Membro do núcleo de Estudos Afro-Brasileiros da Universidade de Brasília (UnB), Nelson Inocêncio concorda com o compositor e acredita que o momento é propício para dar visibilidade às pessoas das comunidades. “Depois do carnaval o que sobra para essas pessoas, infelizmente, são as páginas policiais”, reflete.
Nelson reforça a influência dos tempos atuais como inspiração na hora de compor as letras. “Tem tudo a ver com a conjuntura. As pessoas estão externando questões problemáticas”, avalia.

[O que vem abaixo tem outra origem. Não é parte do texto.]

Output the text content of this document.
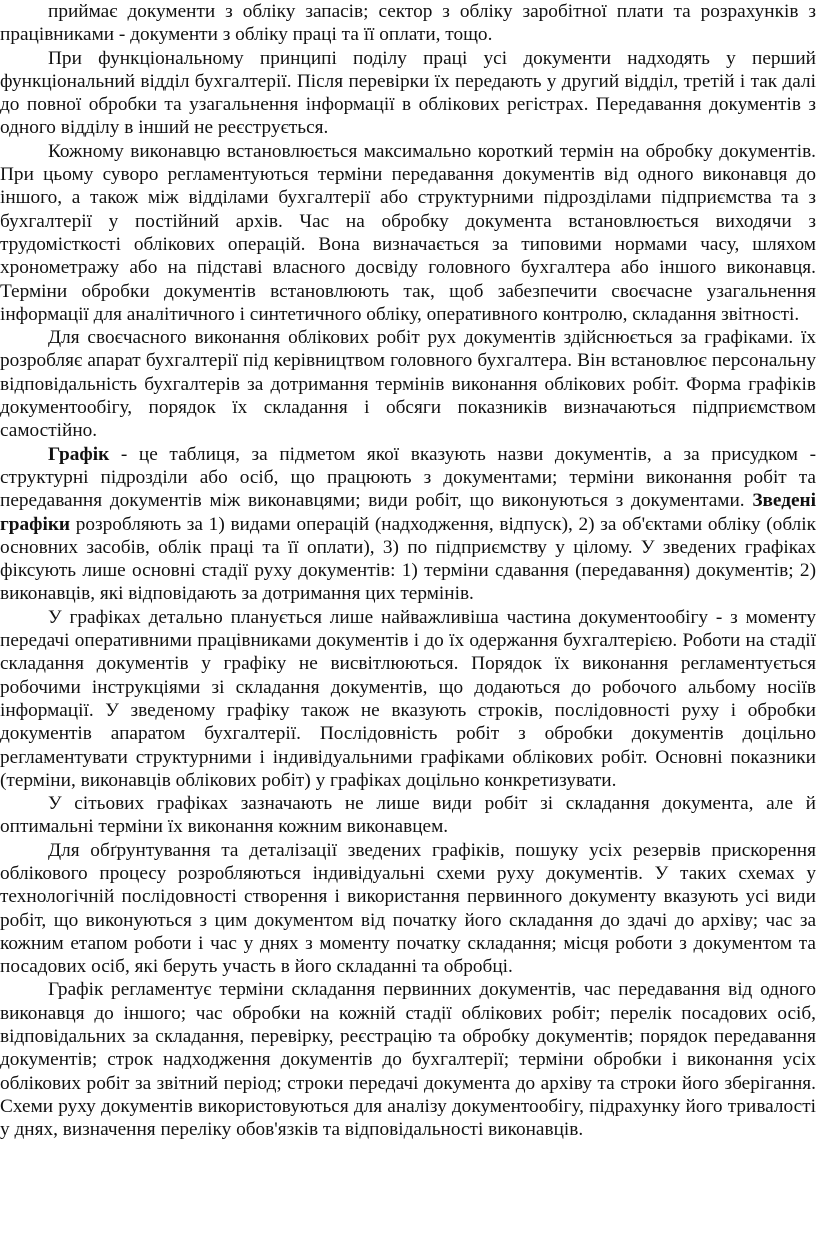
приймає документи з обліку запасів; сектор з обліку заробітної плати та розрахунків з працівниками - документи з обліку праці та її оплати, тощо.

При функціональному принципі поділу праці усі документи надходять у перший функціональний відділ бухгалтерії. Після перевірки їх передають у другий відділ, третій і так далі до повної обробки та узагальнення інформації в облікових регістрах. Передавання документів з одного відділу в інший не реєструється.

Кожному виконавцю встановлюється максимально короткий термін на обробку документів. При цьому суворо регламентуються терміни передавання документів від одного виконавця до іншого, а також між відділами бухгалтерії або структурними підрозділами підприємства та з бухгалтерії у постійний архів. Час на обробку документа встановлюється виходячи з трудомісткості облікових операцій. Вона визначається за типовими нормами часу, шляхом хронометражу або на підставі власного досвіду головного бухгалтера або іншого виконавця. Терміни обробки документів встановлюють так, щоб забезпечити своєчасне узагальнення інформації для аналітичного і синтетичного обліку, оперативного контролю, складання звітності.

Для своєчасного виконання облікових робіт рух документів здійснюється за графіками. їх розробляє апарат бухгалтерії під керівництвом головного бухгалтера. Він встановлює персональну відповідальність бухгалтерів за дотримання термінів виконання облікових робіт. Форма графіків документообігу, порядок їх складання і обсяги показників визначаються підприємством самостійно.

Графік - це таблиця, за підметом якої вказують назви документів, а за присудком - структурні підрозділи або осіб, що працюють з документами; терміни виконання робіт та передавання документів між виконавцями; види робіт, що виконуються з документами. Зведені графіки розробляють за 1) видами операцій (надходження, відпуск), 2) за об'єктами обліку (облік основних засобів, облік праці та її оплати), 3) по підприємству у цілому. У зведених графіках фіксують лише основні стадії руху документів: 1) терміни сдавання (передавання) документів; 2) виконавців, які відповідають за дотримання цих термінів.

У графіках детально планується лише найважливіша частина документообігу - з моменту передачі оперативними працівниками документів і до їх одержання бухгалтерією. Роботи на стадії складання документів у графіку не висвітлюються. Порядок їх виконання регламентується робочими інструкціями зі складання документів, що додаються до робочого альбому носіїв інформації. У зведеному графіку також не вказують строків, послідовності руху і обробки документів апаратом бухгалтерії. Послідовність робіт з обробки документів доцільно регламентувати структурними і індивідуальними графіками облікових робіт. Основні показники (терміни, виконавців облікових робіт) у графіках доцільно конкретизувати.

У сітьових графіках зазначають не лише види робіт зі складання документа, але й оптимальні терміни їх виконання кожним виконавцем.

Для обґрунтування та деталізації зведених графіків, пошуку усіх резервів прискорення облікового процесу розробляються індивідуальні схеми руху документів. У таких схемах у технологічній послідовності створення і використання первинного документу вказують усі види робіт, що виконуються з цим документом від початку його складання до здачі до архіву; час за кожним етапом роботи і час у днях з моменту початку складання; місця роботи з документом та посадових осіб, які беруть участь в його складанні та обробці.

Графік регламентує терміни складання первинних документів, час передавання від одного виконавця до іншого; час обробки на кожній стадії облікових робіт; перелік посадових осіб, відповідальних за складання, перевірку, реєстрацію та обробку документів; порядок передавання документів; строк надходження документів до бухгалтерії; терміни обробки і виконання усіх облікових робіт за звітний період; строки передачі документа до архіву та строки його зберігання. Схеми руху документів використовуються для аналізу документообігу, підрахунку його тривалості у днях, визначення переліку обов'язків та відповідальності виконавців.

O professor do Departamento de Artes Visuais da UnB acredita que o grito que vem da avenida é um chamado à reflexão. “Estamos muito além dessa ideia de samba de ‘crioulo doido’. São crioulos lúcidos. Se a arte serve somente ao entretenimento, empobrece”, completa.
Temas diferenciados
A religião será apenas um dos temas expostos pelas escolas de samba na avenida em 2020. Assim como a Mangueira, a Acadêmicos do Grande Rio trata de religião, conta a história do pai de santo Joãozinho da Gomeia e traz um debate sobre a intolerância religiosa. Em um dos trechos, a Grande Rio clama: “Eu respeito seu amém, você respeita meu axé”. Já o enredo da Portela, quarta colocada em 2019, levará para a avenida os índios que habitavam o Rio antes dos colonizadores. As críticas vêm em tempos de desmatamento e um forte debate sobre as terras indígenas, que, segundo o presidente Bolsonaro, têm tamanho “abusivo”.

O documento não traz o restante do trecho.